Posłuszeństwo Bogu wymaga za każdym razem prawdziwego i rzeczywistego nawrócenia. Jest jeden fragment w Biblii, który brzmi jak poemat na temat "posłuszeństwa i nawrócenia", a który jest wart przytoczenia, przynajmniej w części, ponieważ będąc Słowem Boga, jest ważniejszy niż wszelkie ludzkie uwagi. Mojżesz przemawiając do swojego ludu mówi: "jeśli wrócisz do Pana, Boga swego, będziesz słuchał Jego głosu ( ... ) z całego swego serca i z całej swej duszy ( ... ) Pan, Bóg twój ( .... ) zlituje się nad tobą. ( ... ) Ty znowu będziesz słuchał głosu Pana, wypełniając wszystkie polecenia ( ... ) Pan poszczęści tobie ( ... ) jeśli będziesz słuchał głosu Pana, Boga swego, przestrzegając jego poleceń i postanowień ( ... ); jeśli wrócisz do Pana, Boga swego, z całego swego serca i z całej swej duszy" (Pwt 30, 2-10). Do posłuszeństwa jest stosowana - jak zauważamy - ta sama formuła co do miłości Boga; musi być ono spełnione "z całego serca i z całej duszy".
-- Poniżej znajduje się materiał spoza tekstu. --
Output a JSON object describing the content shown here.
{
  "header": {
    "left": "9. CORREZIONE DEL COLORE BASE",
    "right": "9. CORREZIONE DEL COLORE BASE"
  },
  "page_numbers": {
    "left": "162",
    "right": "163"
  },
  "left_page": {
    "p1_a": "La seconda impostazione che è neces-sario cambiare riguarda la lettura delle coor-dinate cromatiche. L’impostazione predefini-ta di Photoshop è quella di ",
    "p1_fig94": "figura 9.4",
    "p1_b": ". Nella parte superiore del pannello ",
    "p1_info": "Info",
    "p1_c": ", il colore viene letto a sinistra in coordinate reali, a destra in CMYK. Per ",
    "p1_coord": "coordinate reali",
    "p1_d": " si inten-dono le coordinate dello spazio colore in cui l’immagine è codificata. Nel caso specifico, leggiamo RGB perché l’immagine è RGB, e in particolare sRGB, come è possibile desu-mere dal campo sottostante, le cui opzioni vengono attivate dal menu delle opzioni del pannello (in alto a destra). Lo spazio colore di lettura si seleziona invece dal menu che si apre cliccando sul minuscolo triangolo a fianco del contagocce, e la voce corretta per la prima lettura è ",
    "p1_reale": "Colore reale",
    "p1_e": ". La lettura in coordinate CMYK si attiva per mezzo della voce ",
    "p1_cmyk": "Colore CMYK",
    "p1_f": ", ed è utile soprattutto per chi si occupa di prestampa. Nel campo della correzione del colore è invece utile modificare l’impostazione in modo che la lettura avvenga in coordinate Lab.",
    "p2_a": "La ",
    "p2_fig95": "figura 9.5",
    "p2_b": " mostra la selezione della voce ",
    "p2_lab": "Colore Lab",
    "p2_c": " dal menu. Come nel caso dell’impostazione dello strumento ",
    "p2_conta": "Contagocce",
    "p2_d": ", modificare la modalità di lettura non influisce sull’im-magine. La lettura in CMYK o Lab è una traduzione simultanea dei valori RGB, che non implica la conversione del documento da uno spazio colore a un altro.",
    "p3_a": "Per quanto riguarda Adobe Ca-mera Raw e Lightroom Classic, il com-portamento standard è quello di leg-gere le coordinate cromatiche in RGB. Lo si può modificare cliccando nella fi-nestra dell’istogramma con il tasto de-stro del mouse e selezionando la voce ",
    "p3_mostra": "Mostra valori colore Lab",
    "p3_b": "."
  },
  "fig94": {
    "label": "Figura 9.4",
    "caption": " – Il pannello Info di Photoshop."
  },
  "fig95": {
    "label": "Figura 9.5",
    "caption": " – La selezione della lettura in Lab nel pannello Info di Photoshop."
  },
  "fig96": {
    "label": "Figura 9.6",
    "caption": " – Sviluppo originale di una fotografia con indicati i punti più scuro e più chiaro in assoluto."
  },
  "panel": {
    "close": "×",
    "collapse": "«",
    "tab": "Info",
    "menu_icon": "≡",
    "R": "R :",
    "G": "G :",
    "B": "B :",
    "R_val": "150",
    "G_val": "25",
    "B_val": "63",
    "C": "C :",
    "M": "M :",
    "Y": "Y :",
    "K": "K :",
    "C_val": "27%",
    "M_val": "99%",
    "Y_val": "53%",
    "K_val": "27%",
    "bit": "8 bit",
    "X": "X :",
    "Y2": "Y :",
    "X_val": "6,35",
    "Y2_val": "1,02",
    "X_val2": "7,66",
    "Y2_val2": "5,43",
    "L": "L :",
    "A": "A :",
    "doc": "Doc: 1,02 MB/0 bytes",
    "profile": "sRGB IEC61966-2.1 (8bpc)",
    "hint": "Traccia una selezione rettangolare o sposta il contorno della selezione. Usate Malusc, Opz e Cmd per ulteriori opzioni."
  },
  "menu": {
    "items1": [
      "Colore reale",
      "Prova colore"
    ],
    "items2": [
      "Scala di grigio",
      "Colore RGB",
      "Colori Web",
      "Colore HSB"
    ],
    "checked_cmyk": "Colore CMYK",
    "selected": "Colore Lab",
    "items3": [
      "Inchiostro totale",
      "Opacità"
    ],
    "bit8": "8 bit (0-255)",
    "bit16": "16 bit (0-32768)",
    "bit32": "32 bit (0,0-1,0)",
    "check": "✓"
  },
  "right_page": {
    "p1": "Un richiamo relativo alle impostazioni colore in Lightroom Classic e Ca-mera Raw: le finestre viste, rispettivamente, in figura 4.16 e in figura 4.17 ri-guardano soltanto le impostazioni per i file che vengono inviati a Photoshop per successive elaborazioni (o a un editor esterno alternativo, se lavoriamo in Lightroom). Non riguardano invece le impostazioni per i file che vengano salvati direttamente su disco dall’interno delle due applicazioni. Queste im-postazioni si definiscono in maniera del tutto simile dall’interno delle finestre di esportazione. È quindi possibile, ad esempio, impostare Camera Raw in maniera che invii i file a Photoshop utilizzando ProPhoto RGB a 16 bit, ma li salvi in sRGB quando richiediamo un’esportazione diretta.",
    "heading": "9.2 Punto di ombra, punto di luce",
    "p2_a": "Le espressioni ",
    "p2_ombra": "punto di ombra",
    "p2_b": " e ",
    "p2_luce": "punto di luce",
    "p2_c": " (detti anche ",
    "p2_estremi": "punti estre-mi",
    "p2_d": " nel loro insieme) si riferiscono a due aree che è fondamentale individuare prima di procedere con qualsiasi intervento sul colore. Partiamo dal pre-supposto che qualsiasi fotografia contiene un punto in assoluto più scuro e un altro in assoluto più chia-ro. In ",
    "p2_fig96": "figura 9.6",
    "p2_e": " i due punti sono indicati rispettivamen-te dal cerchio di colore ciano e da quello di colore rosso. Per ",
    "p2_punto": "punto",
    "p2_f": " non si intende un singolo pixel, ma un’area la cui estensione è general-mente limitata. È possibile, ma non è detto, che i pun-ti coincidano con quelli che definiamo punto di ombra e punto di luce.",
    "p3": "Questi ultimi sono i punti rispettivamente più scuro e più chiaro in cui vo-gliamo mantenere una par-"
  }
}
Musimy zatem powiedzieć, iż raczej jest na odwrót, posłuszeństwo ludziom jest względnie łatwe, o wiele zaś trudniejsze jest posłuszeństwo Bogu. Ludzie, będąc tylko ludźmi, proszą jedynie o rzeczy ludzkie, będące w ramach ludzkich kategorii i rozumu. Bóg może domagać się rzeczy nadludzkich, które pociągają za sobą śmierć naszego rozumu. Żaden z przełożonych ziemskich nie mógłby żądać od Abrahama wyjścia ze swej ojczyzny i podjęcia wędrówki do kraju "nieznanego", lecz Bóg może; nikt z ludzi nie mógłby żądać poświęcenia własnego syna na ofiarę, ale Bóg tak. Żaden człowiek nie mógłby wymagać od Marii tego, czego zażądał Bóg ... Weźmy przykład, który będzie bliższy naszej rzeczywistości. Dzisiaj musiałeś wykonać polecenie twojego przełożonego, które wydawało ci się niedorzeczne, podyktowane jego kaprysem, nieobliczalnym temperamentem i upartością. Słyszysz później słowa o posłuszeństwie Bogu i masz ochotę zawołać: "Posłuszeństwo Bogu jest tysiąc razy łatwiejsze od posłuszeństwa człowiekowi!" Ale czy rzeczywiście jest to prawdą? Bóg w wieczornej modlitwie nakaże ci "miłować" twego przełożonego, a ty zaczynasz się bać, ponieważ rozumiesz, iż musisz iść go przeprosić, albo przynajmniej wyznać swoje nastawienie. A oto inny mały przykład, który ma zastosowanie zarówno do wspólnoty, jak i do rodziny. Ktoś wziął sobie - przywłaszczył lub zamienił - jakiś przedmiot, który należał do ciebie: jakąś część z twojej garderoby lub coś innego, co ci służyło. A ty od razu jesteś zdecydowany powiadomić o tym i domagać się swego. Nikt z przełożonych nie zakazuje ci tego. Lecz nagle, z uporczywością, same nasuwają ci się na myśl słowa Jezusa lub znajdujesz je po prostu przypadkiem w Biblii, otwierając ją na chybił trafił: "Daj każdemu, kto cię prosi, a nie dopominaj się zwrotu od tego, który bierze twoje" (Łk 6, 30). Zrozumiałeś wyraźnie, że te słowa nie odnoszą się zawsze do wszystkich, lecz na pewno odnoszą się do ciebie w tym konkretnym momencie; masz do zrealizowania dobre i piękne posłuszeństwo i jeśli tego nie zrobisz, będziesz miał poczucie, że straciłeś okazję bycia posłusznym Bogu.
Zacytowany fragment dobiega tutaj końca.